La denuncia di una Ong marocchina. I morti del fallito assalto alla frontiera sarebbero 37
di Marco Santopadre
Sui social – e ora anche sui maggiori media – continuano a rimbalzare le crude immagini della strage di Melilla: decine di corpi senza vita o agonizzanti impilati uno sull’altro e vigilati da un cordone di gendarmi marocchini in assetto antisommossa, ai piedi di una recinzione che venerdì 500 subsahariani hanno tentato di scavalcare per approdare nell’enclave spagnola in Marocco.
I bilanci ufficiali di Rabat sono stati ben presto raddoppiati; dalla vicina città marocchina di Nador le Ong hanno elevato il conteggio a 37 morti, che le autorità si stanno sbrigando a seppellire in alcune fosse comuni, denuncia l’Associazione Marocchina per i Diritti Umani, senza identificazioni o autopsie. Immagini e racconti dei sopravvissuti hanno denunciato il trattamento brutale riservato ai migranti dagli agenti marocchini, il cui comportamento violento non è certo estraneo ai decessi per soffocamento o schiacciamento. Foto e video ritraggono gli agenti marocchini entrare in territorio spagnolo per «riprendersi» alcuni dei profughi che erano riusciti a varcare la frontiera.
Si possono quindi immaginare lo sconcerto e l’indignazione suscitati dalle dichiarazioni del leader socialista che si è premurato di elogiare e ringraziare i gendarmi marocchini per la riuscita delle operazioni di respingimento di quello che ha definito un tentativo organizzato di assalto violento alle frontiere dello stato, organizzato «dalle mafie che gestiscono la tratta di esseri umani». Non sono sfuggiti né il cinismo di una posizione improntata alla più cinica realpolitik – la necessità di consolidare le relazioni col regime di Mohammed VI a costo di sacrificare i diritti del popolo saharawi – e l’ipocrisia insita nel considerare il disperato tentativo di venerdì un’aggressione all’integrità territoriale spagnola mentre Madrid ha accolto senza indugi 100 mila rifugiati ucraini, bianchi e cristiani.
«È miserabile parlare di operazione ben fatta quando le immagini descrivono l’orrore di un massacro. Le nostre vite importano e sono al di sopra degli interessi politici» ha sottolineato Serigne Mbaye, deputato regionale di Unidas Podemos a Madrid. Il suo partito, come altri di sinistra, Amnesty International e decine di Ong e associazioni di migranti chiedono con forza un’indagine indipendente sulla strage di Melilla. Per i viola, però, diventa sempre più difficile differenziarsi dai socialisti e le dichiarazioni di Yolanda Díaz e di Ione Belarra – cordoglio per la perdita di vite umane ma nessuna critica esplicita a Sánchez – non aiutano, rischiando di vanificare il tentativo di strappare misure sociali più consistenti.

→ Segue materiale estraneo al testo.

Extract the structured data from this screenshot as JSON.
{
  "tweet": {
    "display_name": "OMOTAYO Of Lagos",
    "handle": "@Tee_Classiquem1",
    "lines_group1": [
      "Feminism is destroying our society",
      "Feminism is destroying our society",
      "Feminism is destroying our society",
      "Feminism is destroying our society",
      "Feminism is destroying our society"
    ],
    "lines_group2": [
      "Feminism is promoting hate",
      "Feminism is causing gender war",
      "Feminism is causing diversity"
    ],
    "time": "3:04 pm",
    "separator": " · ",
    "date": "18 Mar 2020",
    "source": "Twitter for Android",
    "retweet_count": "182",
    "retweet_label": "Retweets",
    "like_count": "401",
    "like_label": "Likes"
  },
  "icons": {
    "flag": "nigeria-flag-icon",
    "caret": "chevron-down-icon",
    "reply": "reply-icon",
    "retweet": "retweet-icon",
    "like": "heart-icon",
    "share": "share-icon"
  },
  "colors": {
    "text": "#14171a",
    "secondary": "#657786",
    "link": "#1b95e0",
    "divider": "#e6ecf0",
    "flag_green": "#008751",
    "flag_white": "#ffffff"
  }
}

Proprio sabato l’esecutivo si era sforzato di dare un segnale di «svolta a sinistra» dopo la sconfitta in Andalusia. Dopo giorni di riunioni estenuanti con Up, il premier aveva annunciato la proroga al 31 dicembre del decreto di aprile, 15 miliardi in totale. Misure tampone in molti casi, con il Psoe fermo sul «no» all’aumento immediato del 10% della tassazione delle imprese energetiche, rimandato al 2023. Il nuovo pacchetto, però, può fregiarsi di nuove misure volte a raffreddare l’aumento dei prezzi, come il dimezzamento al 5% dell’Iva sull’elettricità, lo sconto sugli abbonamenti del trasporto pubblico, il bonus di 200 euro per lavoratori autonomi e dipendenti (preteso dai viola) e l’aumento del 15% delle pensioni d’invalidità e reversibilità (chiesto dalla sinistra indipendentista basca).
Domenica, però, migliaia di persone hanno manifestato a Madrid e in altre città contro il governo, denunciando l’Europa fortezza – «la violazione violenta della frontiera di uno stato non può essere tollerata» hanno ribadito la Commissaria europea agli Interni Ylva Johansson e il ministro degli Interni spagnolo Marlaska – e l’uso della violenza per impedire che sul suolo spagnolo arrivino persone che potrebbero godere della protezione internazionale fuggendo da dittature, guerre e sconvolgimenti climatici. «La strage è il risultato dell’esternalizzazione della protezione della nostra frontiera ad un paese che non rispetta i diritti umani» spiega Estrella Galán della Commissione Spagnola di Aiuto ai Rifugiati.